The ‘drag kings’ are gaining spaces where they can turn male expression into cabaret

Lara Malvesi |

Barcelona (EFE).- Drag shows, in which traditionally only ‘drag queens’ had spaces, are opening the door to ‘drag kings’, women who adopt masculine aesthetic expression and bring to the stage the codes of ‘macho’. ‘ to turn them into satire and cabaret.

Two of the most recognized ‘kings’ in LGTBI drag shows in Spain are Marcus Massalami, behind whom Melisa Meseger hides, and Faraonix, the ‘drag’ alterego of Marta Arán, who have explained to EFE how their identities on the stage have also allowed them to feel more comfortable with their own “self” without makeup.

Marcus Massalami says that he had been cross-dressing for the theater all his life, especially in the classic works of authors such as William Shakespeare, although it was when he learned about the existence of the ‘drag king’ scene in other countries that “his mind exploded” and he felt that there was found his way.

Faraonix, the drag alter ego of Marta Arán, one of two of the most recognized ‘kings’ of LGTBI drag shows in Spain.
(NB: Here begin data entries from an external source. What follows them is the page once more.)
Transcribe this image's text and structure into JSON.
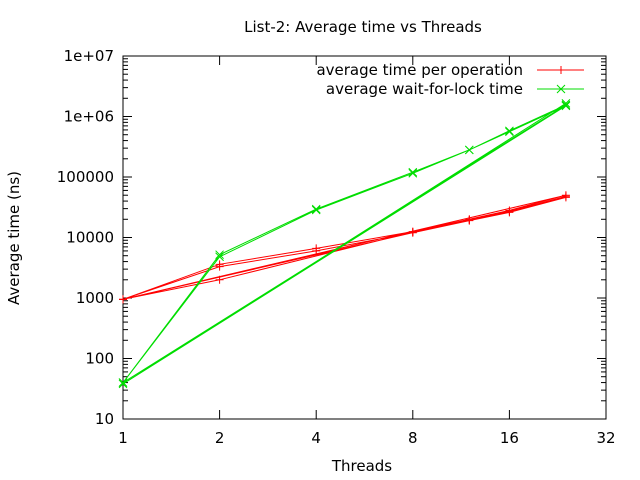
{
  "chart_data": {
    "type": "line",
    "title": "List-2: Average time  vs Threads",
    "xlabel": "Threads",
    "ylabel": "Average time (ns)",
    "x_scale": "log2",
    "y_scale": "log10",
    "xlim": [
      1,
      32
    ],
    "ylim": [
      10,
      10000000
    ],
    "x_ticks": [
      1,
      2,
      4,
      8,
      16,
      32
    ],
    "x_tick_labels": [
      "1",
      "2",
      "4",
      "8",
      "16",
      "32"
    ],
    "y_ticks": [
      10,
      100,
      1000,
      10000,
      100000,
      1000000,
      10000000
    ],
    "y_tick_labels": [
      "10",
      "100",
      "1000",
      "10000",
      "100000",
      "1e+06",
      "1e+07"
    ],
    "grid": false,
    "legend_position": "top-right",
    "series": [
      {
        "name": "average time per operation",
        "color": "#ff0000",
        "marker": "plus",
        "x": [
          1,
          2,
          4,
          8,
          12,
          16,
          24,
          1,
          2,
          4,
          8,
          12,
          16,
          24,
          1,
          2,
          8,
          12,
          16,
          24
        ],
        "y": [
          950,
          3600,
          6600,
          12500,
          20000,
          28000,
          50000,
          950,
          3300,
          6000,
          12000,
          19000,
          26000,
          46000,
          950,
          2000,
          12300,
          19500,
          27000,
          48000
        ]
      },
      {
        "name": "average wait-for-lock time",
        "color": "#00dd00",
        "marker": "cross",
        "x": [
          1,
          2,
          4,
          8,
          12,
          16,
          24,
          1,
          2,
          4,
          8,
          12,
          16,
          24,
          1,
          24
        ],
        "y": [
          40,
          5200,
          29500,
          120000,
          280000,
          580000,
          1550000,
          40,
          4800,
          28500,
          115000,
          280000,
          560000,
          1500000,
          38,
          1650000
        ]
      }
    ]
  }
}
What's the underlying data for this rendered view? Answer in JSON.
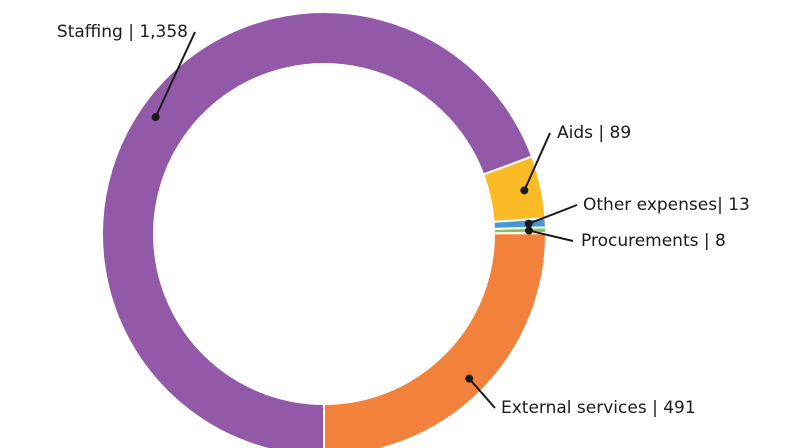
{
  "chart_data": {
    "type": "donut",
    "value_labels": [
      "Staffing | 1,358",
      "Aids | 89",
      "Other expenses| 13",
      "Procurements | 8",
      "External services | 491"
    ],
    "values": [
      1358,
      89,
      13,
      8,
      491
    ],
    "colors": [
      "#9159a8",
      "#fbbb26",
      "#4a98d3",
      "#86c45e",
      "#f2823b"
    ]
  }
}
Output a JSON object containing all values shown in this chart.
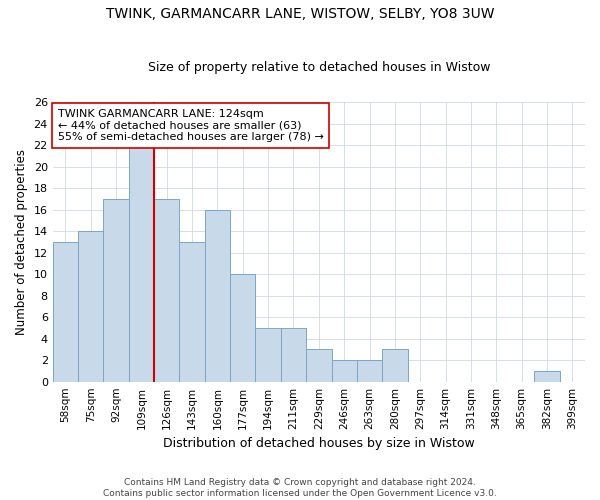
{
  "title": "TWINK, GARMANCARR LANE, WISTOW, SELBY, YO8 3UW",
  "subtitle": "Size of property relative to detached houses in Wistow",
  "xlabel": "Distribution of detached houses by size in Wistow",
  "ylabel": "Number of detached properties",
  "categories": [
    "58sqm",
    "75sqm",
    "92sqm",
    "109sqm",
    "126sqm",
    "143sqm",
    "160sqm",
    "177sqm",
    "194sqm",
    "211sqm",
    "229sqm",
    "246sqm",
    "263sqm",
    "280sqm",
    "297sqm",
    "314sqm",
    "331sqm",
    "348sqm",
    "365sqm",
    "382sqm",
    "399sqm"
  ],
  "values": [
    13,
    14,
    17,
    22,
    17,
    13,
    16,
    10,
    5,
    5,
    3,
    2,
    2,
    3,
    0,
    0,
    0,
    0,
    0,
    1,
    0
  ],
  "bar_color": "#c8daea",
  "bar_edge_color": "#7ba7c4",
  "reference_line_x": 4.5,
  "reference_line_color": "#cc0000",
  "ylim": [
    0,
    26
  ],
  "yticks": [
    0,
    2,
    4,
    6,
    8,
    10,
    12,
    14,
    16,
    18,
    20,
    22,
    24,
    26
  ],
  "annotation_text": "TWINK GARMANCARR LANE: 124sqm\n← 44% of detached houses are smaller (63)\n55% of semi-detached houses are larger (78) →",
  "annotation_box_facecolor": "#ffffff",
  "annotation_box_edgecolor": "#cc0000",
  "footer_line1": "Contains HM Land Registry data © Crown copyright and database right 2024.",
  "footer_line2": "Contains public sector information licensed under the Open Government Licence v3.0.",
  "background_color": "#ffffff",
  "plot_bg_color": "#ffffff",
  "grid_color": "#d0d8e0"
}
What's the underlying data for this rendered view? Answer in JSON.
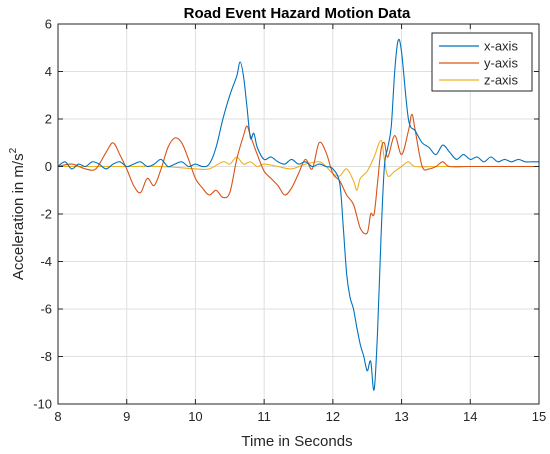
{
  "chart_data": {
    "type": "line",
    "title": "Road Event Hazard Motion Data",
    "xlabel": "Time in Seconds",
    "ylabel": "Acceleration in m/s",
    "ylabel_superscript": "2",
    "xlim": [
      8,
      15
    ],
    "ylim": [
      -10,
      6
    ],
    "xticks": [
      "8",
      "9",
      "10",
      "11",
      "12",
      "13",
      "14",
      "15"
    ],
    "yticks": [
      "-10",
      "-8",
      "-6",
      "-4",
      "-2",
      "0",
      "2",
      "4",
      "6"
    ],
    "grid": true,
    "legend_position": "top-right",
    "series": [
      {
        "name": "x-axis",
        "color": "#0072BD",
        "points": [
          [
            8.0,
            0.0
          ],
          [
            8.1,
            0.2
          ],
          [
            8.2,
            -0.1
          ],
          [
            8.3,
            0.1
          ],
          [
            8.4,
            0.0
          ],
          [
            8.5,
            0.2
          ],
          [
            8.6,
            0.1
          ],
          [
            8.7,
            -0.1
          ],
          [
            8.8,
            0.1
          ],
          [
            8.9,
            0.2
          ],
          [
            9.0,
            0.0
          ],
          [
            9.1,
            0.1
          ],
          [
            9.2,
            0.2
          ],
          [
            9.3,
            0.0
          ],
          [
            9.4,
            0.1
          ],
          [
            9.5,
            0.3
          ],
          [
            9.6,
            0.0
          ],
          [
            9.7,
            0.1
          ],
          [
            9.8,
            0.2
          ],
          [
            9.9,
            0.0
          ],
          [
            10.0,
            0.1
          ],
          [
            10.1,
            0.0
          ],
          [
            10.2,
            0.1
          ],
          [
            10.3,
            0.8
          ],
          [
            10.4,
            2.0
          ],
          [
            10.5,
            3.0
          ],
          [
            10.6,
            3.8
          ],
          [
            10.65,
            4.4
          ],
          [
            10.7,
            3.8
          ],
          [
            10.75,
            2.5
          ],
          [
            10.8,
            1.2
          ],
          [
            10.85,
            1.4
          ],
          [
            10.9,
            0.8
          ],
          [
            11.0,
            0.3
          ],
          [
            11.1,
            0.4
          ],
          [
            11.2,
            0.2
          ],
          [
            11.3,
            0.1
          ],
          [
            11.4,
            0.3
          ],
          [
            11.5,
            0.1
          ],
          [
            11.6,
            0.2
          ],
          [
            11.7,
            0.0
          ],
          [
            11.8,
            0.1
          ],
          [
            11.9,
            0.0
          ],
          [
            12.0,
            -0.1
          ],
          [
            12.1,
            -0.7
          ],
          [
            12.15,
            -2.5
          ],
          [
            12.2,
            -4.5
          ],
          [
            12.25,
            -5.5
          ],
          [
            12.3,
            -6.0
          ],
          [
            12.35,
            -6.8
          ],
          [
            12.4,
            -7.5
          ],
          [
            12.45,
            -8.0
          ],
          [
            12.5,
            -8.6
          ],
          [
            12.55,
            -8.2
          ],
          [
            12.6,
            -9.4
          ],
          [
            12.65,
            -7.0
          ],
          [
            12.7,
            -3.0
          ],
          [
            12.75,
            0.0
          ],
          [
            12.8,
            0.8
          ],
          [
            12.85,
            1.7
          ],
          [
            12.9,
            4.0
          ],
          [
            12.95,
            5.3
          ],
          [
            13.0,
            4.8
          ],
          [
            13.1,
            2.0
          ],
          [
            13.2,
            1.5
          ],
          [
            13.3,
            1.0
          ],
          [
            13.4,
            0.8
          ],
          [
            13.5,
            0.5
          ],
          [
            13.6,
            0.9
          ],
          [
            13.7,
            0.6
          ],
          [
            13.8,
            0.3
          ],
          [
            13.9,
            0.5
          ],
          [
            14.0,
            0.3
          ],
          [
            14.1,
            0.4
          ],
          [
            14.2,
            0.2
          ],
          [
            14.3,
            0.4
          ],
          [
            14.4,
            0.2
          ],
          [
            14.5,
            0.3
          ],
          [
            14.6,
            0.2
          ],
          [
            14.7,
            0.3
          ],
          [
            14.8,
            0.2
          ],
          [
            14.9,
            0.2
          ],
          [
            15.0,
            0.2
          ]
        ]
      },
      {
        "name": "y-axis",
        "color": "#D95319",
        "points": [
          [
            8.0,
            0.0
          ],
          [
            8.2,
            0.1
          ],
          [
            8.4,
            -0.1
          ],
          [
            8.55,
            -0.1
          ],
          [
            8.7,
            0.6
          ],
          [
            8.8,
            1.0
          ],
          [
            8.9,
            0.5
          ],
          [
            9.0,
            -0.1
          ],
          [
            9.1,
            -0.8
          ],
          [
            9.2,
            -1.1
          ],
          [
            9.3,
            -0.5
          ],
          [
            9.4,
            -0.8
          ],
          [
            9.5,
            -0.1
          ],
          [
            9.6,
            0.8
          ],
          [
            9.7,
            1.2
          ],
          [
            9.8,
            1.0
          ],
          [
            9.9,
            0.3
          ],
          [
            10.0,
            -0.5
          ],
          [
            10.1,
            -0.9
          ],
          [
            10.2,
            -1.2
          ],
          [
            10.3,
            -1.0
          ],
          [
            10.4,
            -1.3
          ],
          [
            10.5,
            -1.1
          ],
          [
            10.6,
            0.3
          ],
          [
            10.7,
            1.3
          ],
          [
            10.75,
            1.7
          ],
          [
            10.8,
            1.3
          ],
          [
            10.9,
            0.5
          ],
          [
            11.0,
            -0.2
          ],
          [
            11.1,
            -0.5
          ],
          [
            11.2,
            -0.8
          ],
          [
            11.3,
            -1.2
          ],
          [
            11.4,
            -0.9
          ],
          [
            11.5,
            -0.3
          ],
          [
            11.6,
            0.3
          ],
          [
            11.7,
            -0.1
          ],
          [
            11.8,
            1.0
          ],
          [
            11.9,
            0.6
          ],
          [
            12.0,
            -0.3
          ],
          [
            12.1,
            -0.6
          ],
          [
            12.2,
            -1.2
          ],
          [
            12.3,
            -1.6
          ],
          [
            12.4,
            -2.6
          ],
          [
            12.5,
            -2.8
          ],
          [
            12.55,
            -2.0
          ],
          [
            12.6,
            -2.0
          ],
          [
            12.65,
            -0.7
          ],
          [
            12.7,
            0.7
          ],
          [
            12.75,
            1.0
          ],
          [
            12.8,
            0.4
          ],
          [
            12.9,
            1.3
          ],
          [
            13.0,
            0.5
          ],
          [
            13.1,
            1.5
          ],
          [
            13.15,
            2.2
          ],
          [
            13.2,
            1.5
          ],
          [
            13.3,
            0.0
          ],
          [
            13.4,
            -0.1
          ],
          [
            13.5,
            0.0
          ],
          [
            13.6,
            0.2
          ],
          [
            13.7,
            0.0
          ],
          [
            14.0,
            0.0
          ],
          [
            14.5,
            0.0
          ],
          [
            15.0,
            0.0
          ]
        ]
      },
      {
        "name": "z-axis",
        "color": "#EDB120",
        "points": [
          [
            8.0,
            0.0
          ],
          [
            8.5,
            0.0
          ],
          [
            9.0,
            0.0
          ],
          [
            9.5,
            0.0
          ],
          [
            10.0,
            -0.1
          ],
          [
            10.2,
            -0.1
          ],
          [
            10.4,
            0.2
          ],
          [
            10.5,
            0.1
          ],
          [
            10.6,
            0.4
          ],
          [
            10.7,
            0.1
          ],
          [
            10.8,
            0.2
          ],
          [
            10.9,
            0.0
          ],
          [
            11.0,
            0.1
          ],
          [
            11.2,
            0.0
          ],
          [
            11.4,
            -0.1
          ],
          [
            11.6,
            0.1
          ],
          [
            11.8,
            0.2
          ],
          [
            11.9,
            0.0
          ],
          [
            12.0,
            -0.3
          ],
          [
            12.1,
            -0.4
          ],
          [
            12.2,
            -0.1
          ],
          [
            12.3,
            -0.6
          ],
          [
            12.35,
            -1.0
          ],
          [
            12.4,
            -0.5
          ],
          [
            12.5,
            -0.2
          ],
          [
            12.6,
            0.4
          ],
          [
            12.7,
            1.1
          ],
          [
            12.75,
            0.3
          ],
          [
            12.8,
            -0.4
          ],
          [
            12.9,
            -0.2
          ],
          [
            13.0,
            0.0
          ],
          [
            13.1,
            0.2
          ],
          [
            13.2,
            0.0
          ],
          [
            13.5,
            0.0
          ],
          [
            14.0,
            0.0
          ],
          [
            14.5,
            0.0
          ],
          [
            15.0,
            0.0
          ]
        ]
      }
    ]
  }
}
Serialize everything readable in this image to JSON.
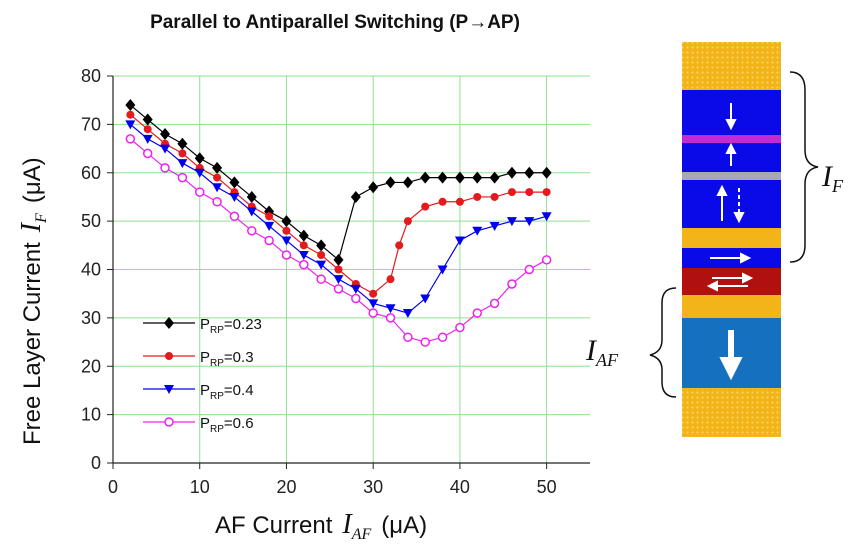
{
  "chart_data": {
    "type": "line",
    "title": "Parallel to Antiparallel Switching (P→AP)",
    "xlabel": [
      "AF Current",
      "I",
      "AF",
      "(μA)"
    ],
    "ylabel": [
      "Free Layer Current",
      "I",
      "F",
      "(μA)"
    ],
    "xlim": [
      0,
      55
    ],
    "xticks": [
      0,
      10,
      20,
      30,
      40,
      50
    ],
    "ylim": [
      0,
      80
    ],
    "yticks": [
      0,
      10,
      20,
      30,
      40,
      50,
      60,
      70,
      80
    ],
    "grid": true,
    "legend": "lower left",
    "series": [
      {
        "name": [
          "P",
          "RP",
          "=0.23"
        ],
        "color": "#000000",
        "marker": "diamond",
        "x": [
          2,
          4,
          6,
          8,
          10,
          12,
          14,
          16,
          18,
          20,
          22,
          24,
          26,
          28,
          30,
          32,
          34,
          36,
          38,
          40,
          42,
          44,
          46,
          48,
          50
        ],
        "values": [
          74,
          71,
          68,
          66,
          63,
          61,
          58,
          55,
          52,
          50,
          47,
          45,
          42,
          55,
          57,
          58,
          58,
          59,
          59,
          59,
          59,
          59,
          60,
          60,
          60
        ]
      },
      {
        "name": [
          "P",
          "RP",
          "=0.3"
        ],
        "color": "#e41a1c",
        "marker": "circle",
        "x": [
          2,
          4,
          6,
          8,
          10,
          12,
          14,
          16,
          18,
          20,
          22,
          24,
          26,
          28,
          30,
          32,
          33,
          34,
          36,
          38,
          40,
          42,
          44,
          46,
          48,
          50
        ],
        "values": [
          72,
          69,
          66,
          64,
          61,
          59,
          56,
          53,
          51,
          48,
          45,
          43,
          40,
          37,
          35,
          38,
          45,
          50,
          53,
          54,
          54,
          55,
          55,
          56,
          56,
          56
        ]
      },
      {
        "name": [
          "P",
          "RP",
          "=0.4"
        ],
        "color": "#0000ee",
        "marker": "triangle-down",
        "x": [
          2,
          4,
          6,
          8,
          10,
          12,
          14,
          16,
          18,
          20,
          22,
          24,
          26,
          28,
          30,
          32,
          34,
          36,
          38,
          40,
          42,
          44,
          46,
          48,
          50
        ],
        "values": [
          70,
          67,
          65,
          62,
          60,
          57,
          55,
          52,
          49,
          46,
          43,
          41,
          38,
          36,
          33,
          32,
          31,
          34,
          40,
          46,
          48,
          49,
          50,
          50,
          51
        ]
      },
      {
        "name": [
          "P",
          "RP",
          "=0.6"
        ],
        "color": "#ee22ee",
        "marker": "open-circle",
        "x": [
          2,
          4,
          6,
          8,
          10,
          12,
          14,
          16,
          18,
          20,
          22,
          24,
          26,
          28,
          30,
          32,
          34,
          36,
          38,
          40,
          42,
          44,
          46,
          48,
          50
        ],
        "values": [
          67,
          64,
          61,
          59,
          56,
          54,
          51,
          48,
          46,
          43,
          41,
          38,
          36,
          34,
          31,
          30,
          26,
          25,
          26,
          28,
          31,
          33,
          37,
          40,
          42
        ]
      }
    ]
  },
  "diagram": {
    "label_f": [
      "I",
      "F"
    ],
    "label_af": [
      "I",
      "AF"
    ]
  }
}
EFE/Marta Pérez

The former actress and nurse says she is comfortable with the “gender queer” label that allows her to “flow” and avoid too many labels.

Although that does not mean that his ‘drag’ character is “very macho”, with his goatee, his bushy eyebrows and his blue pompadour.

Girls “performing” like men

Her beginnings were “hard” despite having won a drag contest in none other than the Madrid LGTBI neighborhood of Chueca, because the public was not used to seeing girls “performing” as men.

Now she says that she feels “welcomed” by the drag scene in LGTBI establishments and by the drag queens themselves, although she points out that there are heterosexual men who, upon seeing their performance, “don’t feel too comfortable because no one has ever seen them before.” I had put a mirror in front of me like that.”

Furthermore, in his beginnings he did not have many “references” to build his character and “perform” a masculinity in which he plays with being “rude” and dares to play a bullfighter and even imitate David Bisbal.

“It is complex to be a ‘drag king’ because it has more to do with postures, attitudes and interpretation. The more a ‘drag queen’ uses makeup and artifice, the closer she can get to female stereotypes. But ours is different,” she reflects.

“Exploring the full range of hypermasculinity”

He points out that for this reason what interests him most in the end is “exploring the entire range of hypermasculinity. Put it on stage. Take the stereotypes and play with them.”

“With this experience I have realized how much social and performative reading we have in one genre and another,” he adds.
The “gender issue” is also something that has haunted Marta Arán, playwright and actress, “all her life,” who became Pharaoh after a COVID pandemic in which, locked at home, she began experimenting with makeup and hair. menswear.

The ‘drag kings’ are gaining spaces where they can turn male expression into cabaret. EFE/ Marta Perez

“One day I dressed as a man, I drank a whiskey and looking in the mirror I realized how beautiful I was as a man,” Faraónix explains with a laugh.

She points out that she realized how “comfortable” she felt that way, although that was precisely what made her “scared” at first.
In a drag king workshop he studied how to make his body movements masculine, which he summarizes as “locking the hips and shoulders” in the first place.

“I realized that masculine movements had actually always come naturally to me since childhood, but that somehow I learned to perform as a girl to be socially accepted. Until now,” she says.

Her character drinks from Lola Flores, La Faraona, and likes to play the castanets, although to the rhythm of techno or, as she clarifies, “technocastanets.”

Now she is living a “liberating experience” and claims with “pride” what she calls “the tomboy pen.”

He agrees with Massalami that “interpreting the masculine” is not easy, because it is “kilometer zero of our society”, something “very internalized” that even children and adolescents do to fit in.

“Many people on the street, in that sense, are drag and don’t know it,” he points out.